Lihat ke Halaman Asli

Citizen Journalism: Ketika Warga Menjadi "Jurnalis"

Diperbarui: 17 Maret 2017   00:00

Kompasiana adalah platform blog. Konten ini menjadi tanggung jawab bloger dan tidak mewakili pandangan redaksi Kompas.

logo NET. CJ

Minggu-minggu lalu, saya telah membahas mengenai era media massa baru atau yang kini disebut media massa online juga "New Media". Media massa online atau jurnalisme online nyatanya juga berkaitan dengan apa yang kini disebut dengan citizen journalism. Citizen Journalism yang identik pula dengan sebutan jurnalisme warga, kini tengah menarik perhatian masyarakat, baik para ahli yang menekuni bidang jurnalistik, maupun masyarakat biasa. Bagi para ahli di bidang jurnalistik, mereka mempertanyakan sisi jurnalistik dari jurnalisme warga itu sendiri. Sementara bagi masyarakat, ini menjadi momentum bagi mereka untuk dapat mengirim atau berbagi informasi di media-media massa mainstream. Bagi saya, yang juga sedang menekuni dunia jurnalistik di salah satu perguruan tinggi swasta  di Yogyakarta, fenomena ini dapat dibagi menjadi dua kubu yaitu pro dan kontra. Di sisi lain saya mendukung adanya jurnalisme warga, namun di sisi lain pula ada yang perlu dikritisi dari hadirnya jurnalisme warga. Lantas, apa saja kedua hal tersebut. Mari kita bahas bersama mulai dari sejarah awal hadirnya jurnalisme warga ini.

Menyinggung sedikit soal media baru, hadirnya jurnalisme warga juga diawali dari hadirnya media baru. Media baru merupakan jawaban dari media lama yaitu media cetak dan penyiaran (televisi dan radio). Khusus media cetak, terhambat pada time and space di mana penyebarannya tersendat dan cukup memakan waktu lama, terutama di Indonesia yang jangkauan daerah yang sulit dijangkau masih cukup banyak. Jakob Oetama dalam bukunya yang berjudul "Pers Indonesia: Berkomunikasi dalam Masyarakat Tidak Tulus" disebut bahwa media baru tidak dihambat oleh time and space sehingga penyebaran dan kehadirannya serentak ke mana-mana dan di mana-mana (Oetama, 2001: 19). Ini pula yang menjadikan pamor dari media cetak kini mulai menurun, lantaran media baru ini menekankan pada kecepatan, dan jangkauan penyebaran. 
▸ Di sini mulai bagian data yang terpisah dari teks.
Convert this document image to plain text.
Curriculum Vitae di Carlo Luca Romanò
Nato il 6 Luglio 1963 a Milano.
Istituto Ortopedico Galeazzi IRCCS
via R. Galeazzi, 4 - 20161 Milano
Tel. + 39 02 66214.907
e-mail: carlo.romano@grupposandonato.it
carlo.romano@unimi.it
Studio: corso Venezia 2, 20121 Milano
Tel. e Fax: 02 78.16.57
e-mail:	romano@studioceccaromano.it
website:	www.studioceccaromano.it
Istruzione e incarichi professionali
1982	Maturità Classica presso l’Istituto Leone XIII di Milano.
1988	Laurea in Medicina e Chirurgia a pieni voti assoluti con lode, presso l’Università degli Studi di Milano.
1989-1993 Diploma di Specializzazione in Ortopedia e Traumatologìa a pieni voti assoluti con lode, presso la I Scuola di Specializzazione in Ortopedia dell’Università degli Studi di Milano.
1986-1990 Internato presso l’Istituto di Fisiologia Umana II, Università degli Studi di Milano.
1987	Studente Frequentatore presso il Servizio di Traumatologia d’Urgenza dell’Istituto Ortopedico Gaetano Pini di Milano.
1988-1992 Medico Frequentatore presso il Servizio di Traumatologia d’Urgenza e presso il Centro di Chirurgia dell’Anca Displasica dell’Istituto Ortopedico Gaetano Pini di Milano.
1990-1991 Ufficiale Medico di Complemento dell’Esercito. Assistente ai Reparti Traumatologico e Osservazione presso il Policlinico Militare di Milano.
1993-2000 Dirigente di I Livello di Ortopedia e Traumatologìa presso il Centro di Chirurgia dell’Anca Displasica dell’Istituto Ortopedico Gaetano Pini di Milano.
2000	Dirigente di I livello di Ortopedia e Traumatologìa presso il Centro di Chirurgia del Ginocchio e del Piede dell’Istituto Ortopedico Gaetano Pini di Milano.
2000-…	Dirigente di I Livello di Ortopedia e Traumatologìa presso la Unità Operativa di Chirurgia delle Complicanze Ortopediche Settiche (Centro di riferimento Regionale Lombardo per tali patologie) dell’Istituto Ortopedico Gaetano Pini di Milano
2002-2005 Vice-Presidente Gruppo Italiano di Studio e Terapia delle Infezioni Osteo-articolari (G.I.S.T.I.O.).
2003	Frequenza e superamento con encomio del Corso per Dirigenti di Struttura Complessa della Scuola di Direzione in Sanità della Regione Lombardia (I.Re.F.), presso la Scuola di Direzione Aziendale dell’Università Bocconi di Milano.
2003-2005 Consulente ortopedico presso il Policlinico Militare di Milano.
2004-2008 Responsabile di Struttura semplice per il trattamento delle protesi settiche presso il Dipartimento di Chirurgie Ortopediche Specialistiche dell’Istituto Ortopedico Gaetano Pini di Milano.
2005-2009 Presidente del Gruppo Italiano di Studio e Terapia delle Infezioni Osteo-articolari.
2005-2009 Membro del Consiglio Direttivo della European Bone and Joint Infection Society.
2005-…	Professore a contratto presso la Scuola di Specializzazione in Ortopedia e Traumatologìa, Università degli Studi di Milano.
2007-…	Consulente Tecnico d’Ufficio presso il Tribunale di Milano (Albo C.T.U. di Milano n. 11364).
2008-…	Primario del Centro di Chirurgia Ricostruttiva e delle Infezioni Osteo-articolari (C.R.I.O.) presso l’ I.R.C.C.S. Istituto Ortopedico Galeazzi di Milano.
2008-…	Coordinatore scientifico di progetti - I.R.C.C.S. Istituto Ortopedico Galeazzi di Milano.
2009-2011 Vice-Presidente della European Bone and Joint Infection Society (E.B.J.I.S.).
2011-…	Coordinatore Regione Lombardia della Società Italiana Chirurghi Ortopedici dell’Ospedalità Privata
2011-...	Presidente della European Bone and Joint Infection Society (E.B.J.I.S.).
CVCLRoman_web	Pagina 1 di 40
Lambat laun, warga mulai berpikir utuk menciptakan berita, jika dirasa media cetak mulai lambat dalam memberikan berita. Muncul lah fenomena blogger (sebutan untuk pengguna blog), yang berlanjut kepada citizen journalism. Dari yang saya ketahui mengenai citizen journalism adalah sebutan dari sebuah buku yang berjudul "Lentera News #5 Agustus 2014| Setelah Pekik Merdeka, Lalu Apa?" definisi dari citizen journalism adalah bahwa warga mengirimkan berita ke media massa mainstream, warga masih perlu mempertimbangkan beragam peraturan pengelola media massa itu (Lentera News, 2014: 13). Dengan definisi ini berarti warga pun secara tidak langsung juga harus mematuhi syarat-syarat jika berita yang dibuatnya ingin ditampilkan di media massa. Seperti halnya kompasiana, media ini sepenuhnya merupakan tanggung jawab dari penulis artikel di kompasiana. Maka dengan ini, jurnalisme warga patut dipertanyakan sisi jurnalistiknya. 

Meski warga bebas mengirimkan berita dan merdeka untuk berbagi informasi, sisi jurnalistik tetaplah harus diperhatikan, jika ia ingin tetap disebut membawa embel-embel "jurnalisme". Karena kata jurnalisme sendiri adalah kegiatan olah berita, mulai dari mencari berita, mengolahnya, hingga menjadi output berita dengan berbeda-beda salurannya. Di tengah-tengah proses tersebut, jurnalis haruslah mengutamakan dan memperhatikan kode etik jurnalistik (KEJ) yang mana mengatur segala aturan mengenai kaidah jurnalistik. Jurnalisme warga dirasa kurang dalam hal jurnalistik. Maka dari itu apabila ingin disebut sebagai produk jurnalistik, warga harus dilatih layaknya seorang jurnalis.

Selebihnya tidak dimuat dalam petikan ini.